Pour ces raisons, il n’existe pas de délai pour bénéficier d’un mi-temps thérapeutique, et qu’il peut être concomitant à l’indisposition du salarié. Vis-à-vis de l’employeur il peut être intéressant d’organiser cet aménagement du temps de travail si le salarié est un élément stratégique de l’entreprise.

Quel statut pour le travailleur en mi-temps thérapeutique?

Dans le cadre d’un arrêt de travail, le contrat du salarié est suspendu et sera indemnisé par l’assurance maladie.

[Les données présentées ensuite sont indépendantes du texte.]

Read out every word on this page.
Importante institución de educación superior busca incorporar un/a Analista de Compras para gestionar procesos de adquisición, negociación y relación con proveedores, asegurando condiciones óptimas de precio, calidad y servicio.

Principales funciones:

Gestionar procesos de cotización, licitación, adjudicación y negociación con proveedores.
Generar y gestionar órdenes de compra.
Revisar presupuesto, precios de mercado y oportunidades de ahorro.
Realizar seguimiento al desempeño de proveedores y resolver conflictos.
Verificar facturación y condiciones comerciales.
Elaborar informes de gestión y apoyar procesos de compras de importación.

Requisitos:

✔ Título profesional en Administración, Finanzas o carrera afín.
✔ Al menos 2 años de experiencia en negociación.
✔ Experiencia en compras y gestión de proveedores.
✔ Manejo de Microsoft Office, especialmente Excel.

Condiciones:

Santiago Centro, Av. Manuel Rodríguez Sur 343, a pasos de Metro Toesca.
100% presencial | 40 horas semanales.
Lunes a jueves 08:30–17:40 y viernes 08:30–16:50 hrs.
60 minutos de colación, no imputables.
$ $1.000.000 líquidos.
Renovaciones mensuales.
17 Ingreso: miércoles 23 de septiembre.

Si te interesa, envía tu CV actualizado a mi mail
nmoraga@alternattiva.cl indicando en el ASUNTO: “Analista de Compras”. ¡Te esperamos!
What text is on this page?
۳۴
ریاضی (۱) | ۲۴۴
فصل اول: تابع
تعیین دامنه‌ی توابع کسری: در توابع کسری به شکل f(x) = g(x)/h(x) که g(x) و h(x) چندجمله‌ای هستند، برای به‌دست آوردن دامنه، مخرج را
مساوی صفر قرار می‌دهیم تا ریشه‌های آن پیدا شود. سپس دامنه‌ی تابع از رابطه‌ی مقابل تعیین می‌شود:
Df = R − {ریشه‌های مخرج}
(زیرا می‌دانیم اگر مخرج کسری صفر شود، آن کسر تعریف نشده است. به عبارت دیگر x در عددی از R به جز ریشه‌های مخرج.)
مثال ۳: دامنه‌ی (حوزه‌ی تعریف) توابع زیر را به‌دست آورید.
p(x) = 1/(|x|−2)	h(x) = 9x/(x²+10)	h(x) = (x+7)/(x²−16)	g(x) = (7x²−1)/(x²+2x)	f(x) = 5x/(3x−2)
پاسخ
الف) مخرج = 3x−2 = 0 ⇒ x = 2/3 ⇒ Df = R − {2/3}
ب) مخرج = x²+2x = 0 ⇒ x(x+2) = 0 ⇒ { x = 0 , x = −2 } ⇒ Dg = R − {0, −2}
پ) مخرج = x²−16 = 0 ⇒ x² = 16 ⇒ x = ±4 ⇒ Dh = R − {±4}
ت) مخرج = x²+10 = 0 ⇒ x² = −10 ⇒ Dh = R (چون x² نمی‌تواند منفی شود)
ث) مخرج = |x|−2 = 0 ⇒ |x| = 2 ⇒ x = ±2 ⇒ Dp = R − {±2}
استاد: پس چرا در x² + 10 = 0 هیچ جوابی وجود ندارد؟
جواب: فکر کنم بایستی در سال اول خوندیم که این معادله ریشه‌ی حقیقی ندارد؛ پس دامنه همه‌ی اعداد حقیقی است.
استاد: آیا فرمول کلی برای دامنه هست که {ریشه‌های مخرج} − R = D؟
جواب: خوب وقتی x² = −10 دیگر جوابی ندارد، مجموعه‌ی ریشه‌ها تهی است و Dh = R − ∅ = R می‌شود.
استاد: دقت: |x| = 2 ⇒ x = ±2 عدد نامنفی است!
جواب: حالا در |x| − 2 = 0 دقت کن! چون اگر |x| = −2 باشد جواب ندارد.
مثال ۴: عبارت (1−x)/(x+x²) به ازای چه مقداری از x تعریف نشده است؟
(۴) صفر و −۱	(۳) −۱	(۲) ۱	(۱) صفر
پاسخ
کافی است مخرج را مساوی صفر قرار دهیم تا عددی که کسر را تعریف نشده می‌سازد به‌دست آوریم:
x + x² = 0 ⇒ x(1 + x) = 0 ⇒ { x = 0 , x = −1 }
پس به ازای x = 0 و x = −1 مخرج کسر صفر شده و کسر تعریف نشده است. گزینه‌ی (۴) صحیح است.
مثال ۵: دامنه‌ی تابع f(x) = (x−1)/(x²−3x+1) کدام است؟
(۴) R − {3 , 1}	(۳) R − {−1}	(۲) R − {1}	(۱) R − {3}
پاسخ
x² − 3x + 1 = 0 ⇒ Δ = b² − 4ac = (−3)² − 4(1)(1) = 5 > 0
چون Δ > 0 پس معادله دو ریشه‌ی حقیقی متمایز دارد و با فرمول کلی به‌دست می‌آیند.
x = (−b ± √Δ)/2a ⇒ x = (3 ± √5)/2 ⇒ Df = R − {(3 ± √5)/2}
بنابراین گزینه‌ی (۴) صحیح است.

Le mi-temps thérapeutique n’interrompt pas le contrat de travail ce qui rend le salarié actif.

L’employeur donne sa décision de principe pour la reprise du travail et les conditions à savoir l’aménagement de la convalescence et la rémunération.

L’impact de ce mi-temps demande aussi une réorganisation auprès de l’employeur pour accueillir un employé en état de convalescence. Il exigera une modification des tâches qui par conséquence demanderont la formalisation d’un avenant.

Comment préparer un mi-temps thérapeutique ?

Les modalités du mi-temps thérapeutique :

  • La reprise en mi-temps thérapeutique doit être prise par le médecin traitant
  • L’employeur doit vous convoquer à une visite médicale de reprise. Le médecin du travail constate la faculté de reprendre le travail
  • Une attestation doit être remplie par l’employeur et indique son accord à la reprise du travail
  • La prescription médicale du médecin traitant et l’attestation de l’employeur doivent être transmise par le salarié à la CPAM

Comment organiser financièrement son mi-temps ?

L’indemnisation du mi-temps thérapeutique peut être possible s’il fait immédiatement suite à un arrêt de travail indemnisé à temps complet. La durée et la valeur de celle-ci sera fixée par l’assurance maladie. Elle dépend du revenu du salarié. Cette indemnité ne peut excéder le salaire normal des travailleurs de la même catégorie professionnelle.

Le mi-temps thérapeutique demande quelques aménagement personnel car le travailleur doit se concentrer sur sa guérison. Dans ces conditions, le salarié convalescent fera face à un risque d’aggravation de sa situation financière.

En effet, entre les délais de carences, les frais de santé et les déplacements, le convalescent peut se retrouver avec des pertes momentanées de revenus. Bien qu’indemnisé par l’assurance maladie celle-ci peut tarder à verser ses prestations.

Comment aménager la durée légale d’un mi-temps thérapeutique ?

L’arrêt maladie ordinaire ne dispose pas de limite de temps que ce soit pour son statut ou pour son indemnisation. L’Assurance maladie limite la durée maximale d’un mi-temps thérapeutique à 3 ans qui dépend de la convention collective du travailleur et de son ancienneté et peut être rallongé exceptionnellement d’un an par la CPAM.

Visite obligatoire de reprise afin de faciliter la reprise du travail

Pour faciliter la reprise de travail, quand l’arrêt dépasse 3 mois, le médecin conseil de la Sécurité sociale, en liaison avec le médecin traitant,  peut solliciter le médecin du travail pour envisager les possibilités de reprise du travail ou envisager les démarches de formation.

En effet, un salarié en arrêt de travail peut accéder à des actions de formations professionnelles continues ou à des actions d’évaluation, d’accompagnement, d’information et de conseil auxquelles la caisse primaire participe ( Code de Sécurité sociale L.323-3-1 et article L 433-1).

Se faire accompagner pour mieux se soigner

Des assistantes sociales peuvent aider à enclencher les procédures administratives du travailleur pour qu’il se concentre sur sa santé. Les services sociaux des hôpitaux, de son entreprise ou le cas échéant la CARSAT peuvent aussi l’épauler.

En effet il peut être difficile de partager avec son employeur son état de santé. Le code de déontologie des services sociaux et leur impartialité aideront le convalescent à trouver une issue pour celui-ci mais aussi pour son employeur. L’assistante sociale cherchera à renseigner le travailleur sur ses droits et prendra contact plus facilement avec la médecine du travail et le médecin conseil.